We have been talking for several years now about the need to take a systems approach to achieving net-zero carbon emissions. We must understand the multiple technological requirements from electrification of transport, production of a hydrogen system, carbon capture utilization and storage and deployment of many GW of offshore wind across the U.K. and around the world. We must understand the interaction between policy systems. We need to regulate and protect society and make sure it is a fair and just transition. We need to facilitate the creation of a new industry, new supply chains and new markets. A systems approach means that we understand the engineering of the infrastructure and the deployment of technologies to decarbonize. We need to inform governments on the best cross-government approach. Governments are good at working in silos but not so good at working in an interconnected and systematic way.
In the U.K., the academy is encouraging the government to take this approach and make investment structures and incentives consistent with net-zero objectives. In many ways, we need a plan. We must de-risk investments between the public sector and the private sector. We must create a structure to support low-regret investment options at pace. For example, we should accelerate large-scale demonstrations of hydrogen technology. France is doing a fantastic job in this segment with many hundreds of MW of hydrogen planned around Paris and beyond. Scotland recently announced its own hydrogen action plan. The U.K. government announced its net-zero strategy including decarbonizing transport and moving away from coal in the next five years.
The 2021 United Nations Climate Conference was different because the finance community was there in force. The investment community was there not just to observe but to participate and identify opportunities. In addition, the industrial community was there, not just directors of sustainability but CEOs and the chairs of the board. It is now understood that we need to move to action. Between now and 2030, we must start making major investments in Europe, Asia and the Americas. We must commit to investments in low- and middle-income countries so they can join our journey towards a decarbonized future. What we are currently lacking is a clear pathway to deliver this net-zero future. We require an early, stepwise approach between now and 2030. If we cannot deliver large scale energy transition projects by 2030, the jump to 2050 will be extraordinarily difficult. We must make large advances in major projects and infrastructure investment in this decade to have the confidence and the learning to take our journey forward towards 2050.

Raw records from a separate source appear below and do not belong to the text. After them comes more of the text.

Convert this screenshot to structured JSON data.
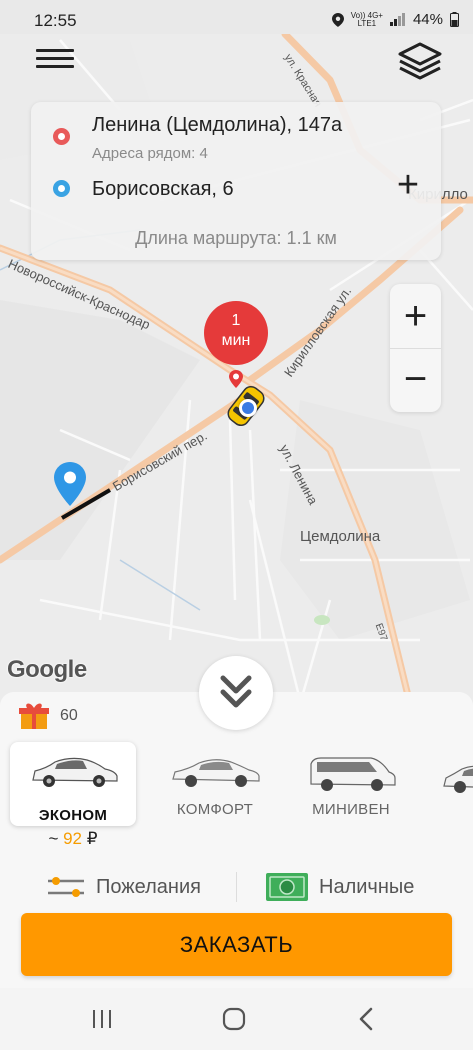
{
  "status_bar": {
    "time": "12:55",
    "battery": "44%",
    "network_top": "Vo)) 4G+",
    "network_bottom": "LTE1"
  },
  "map": {
    "labels": {
      "street_krasnaya": "ул. Красная",
      "kirillovka": "Кирилло",
      "novoross": "Новороссийск-Краснодар",
      "kirillovskaya": "Кирилловская ул.",
      "borisovsky": "Борисовский пер.",
      "lenina_st": "ул. Ленина",
      "tsemdolina": "Цемдолина",
      "road_num": "Е97"
    },
    "eta": {
      "value": "1",
      "unit": "мин"
    },
    "google": "Google"
  },
  "route": {
    "from": "Ленина (Цемдолина), 147а",
    "nearby": "Адреса рядом: 4",
    "to": "Борисовская, 6",
    "length": "Длина маршрута: 1.1 км"
  },
  "bonus": {
    "count": "60"
  },
  "tariffs": [
    {
      "name": "ЭКОНОМ",
      "price_prefix": "~ ",
      "price": "92",
      "currency": " ₽"
    },
    {
      "name": "КОМФОРТ"
    },
    {
      "name": "МИНИВЕН"
    }
  ],
  "options": {
    "wishes": "Пожелания",
    "payment": "Наличные"
  },
  "order_button": "ЗАКАЗАТЬ",
  "colors": {
    "accent": "#ff9800",
    "eta": "#e53a3a",
    "from_marker": "#e85a5a",
    "to_marker": "#3aa3e3",
    "price": "#f59c00"
  }
}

None of these global challenges will be addressed without strong collaboration and a shared vision of what we are trying to achieve. No single institution or country has the answer. There must be in-country and international collaborations to address current issues while keeping our eye on the prize to capture opportunities. We should also be upbeat and optimistic about what we must do; the best sustainable fuel is optimism. Young people in society are huge drivers for the future. If we keep in mind the picture of what we can achieve and put in place measures of accountability and delivery through collaboration, it should set the stage for tackling global climate change. In doing so, we will build an economically sustainable future.